Guess what? Open joist TRIFORCE® can be used as stair girders!

If I told you that open joist TRIFORCE® can be used for stair girders, the first thing you might think is “Ok, but why?”

Keep with open design!

In two words: open design. We’ve often said it in this blog: 0pen Joist TRIFORCE® has an open design that allows you to run Plumbing, Electricals and HVAC quite easily throughout the floor system, without having to resort to drilling through the joists as you would with and I-joists system, for example.

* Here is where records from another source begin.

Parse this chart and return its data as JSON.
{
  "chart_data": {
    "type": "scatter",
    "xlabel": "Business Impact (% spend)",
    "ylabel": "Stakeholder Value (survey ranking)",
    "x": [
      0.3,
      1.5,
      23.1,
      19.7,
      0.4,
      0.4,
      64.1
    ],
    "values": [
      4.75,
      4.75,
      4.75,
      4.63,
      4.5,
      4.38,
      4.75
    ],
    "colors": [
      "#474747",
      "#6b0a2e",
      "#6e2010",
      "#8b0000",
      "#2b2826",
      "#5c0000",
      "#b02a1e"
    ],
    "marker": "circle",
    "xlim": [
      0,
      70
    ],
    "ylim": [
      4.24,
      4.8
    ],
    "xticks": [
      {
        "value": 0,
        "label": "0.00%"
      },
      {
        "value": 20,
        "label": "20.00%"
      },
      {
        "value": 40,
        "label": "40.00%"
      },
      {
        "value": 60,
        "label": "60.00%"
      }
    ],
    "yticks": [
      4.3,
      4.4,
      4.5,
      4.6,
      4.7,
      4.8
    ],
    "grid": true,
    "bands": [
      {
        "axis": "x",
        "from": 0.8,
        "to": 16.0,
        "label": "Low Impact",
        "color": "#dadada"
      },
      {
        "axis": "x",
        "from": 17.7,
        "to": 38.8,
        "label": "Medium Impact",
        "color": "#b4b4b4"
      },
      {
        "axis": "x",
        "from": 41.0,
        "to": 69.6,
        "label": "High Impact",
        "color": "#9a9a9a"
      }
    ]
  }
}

The floor system is, of course, the preferred area to run such equipment in residential construction, to avoid building unsightly boxes to hide MEP equipment.

Stair girders

As stairs require extra support, designers often resort to LVL for the support structure. Below is an example of a loft unit.

The H shaped structure in blue are LVL. They are the reinforcement needed to support load around the stairwell floor cavity (the white box at the top of the H), as well as the additional vertical and lateral loads created by the staircase and its traffic.

LVL Stair girders_Triforce example

Using LVL limits your MEP installations   

With an LVL beam, anything like a drain pipe or HVAC ducts running perpendicular to the “H” get stopped in its tracks. The only thing getting through that LVL is wiring and maybe some water pipes. And it is going to be a hassle.

Using TRIFORCE® opens up possibilities and reduces costs

Let’s look at a situation where open joist TRIFORCE® is put in as a replacement to the LVL beams. In this image (the title image of this blog post), you are seeing two units instead of one. You now see four sets of doubled up TRIFORCE® joists running the width of the structure, instead of the LVL.

With this configuration, all HVAC and drain pipes can be run freely across the units.    And, even if the TRIFORCE® is doubled up, their overall price comes out lower than using LVL.

Reinforcements

Reinforcements are important here. Let’s have a look at connection detail N1021P, which defines the connection between the headers (G10) and the open joist TRIFORCE®.  The diagram shows a single joist but the connection is the same. You’ll see it consists of 1/2” plywood or OSB attached to open joist TRIFORCE® on the header side. It is fixed to the chords using PL Premium glue and 2” nails.  Depending on the load, you can add the same type of reinforcement on the other side of the Joist. Also, if required, metal straps, nailed to the side of the header and bottom of the joist.

TRriforce_Reinforcement_detail_N10V12P

Connections

When the joists have to be doubled up, specially made multi-ply joist clips are recommended to connect them, to help with load transfer. We actually had Simpson Strong-Tie create a proprietary connector for this situation. It is called an MJC clip.  It gets installed on the top and bottom chords of the TRIFORCE® joists, on each side of the header, as shown below.

MJC4_Clips_TRIFORCE

Top mount hangers are practical because you don’t need to pack out the TRIFORCE® joists in the connection area. The clips and the reinforcements attached to the chords are sufficient.

Triforce Spec Guide

 

It is important to point out that beyond a certain point LVL will be necessary. However, if the project is residential, TRIFORCE® will almost always be an appropriate choice.

Using open joist TRIFORCE® as stair girders adds the convenience of not having to special order LVL beams. Even better, the overall cost of the reinforcement is reduced.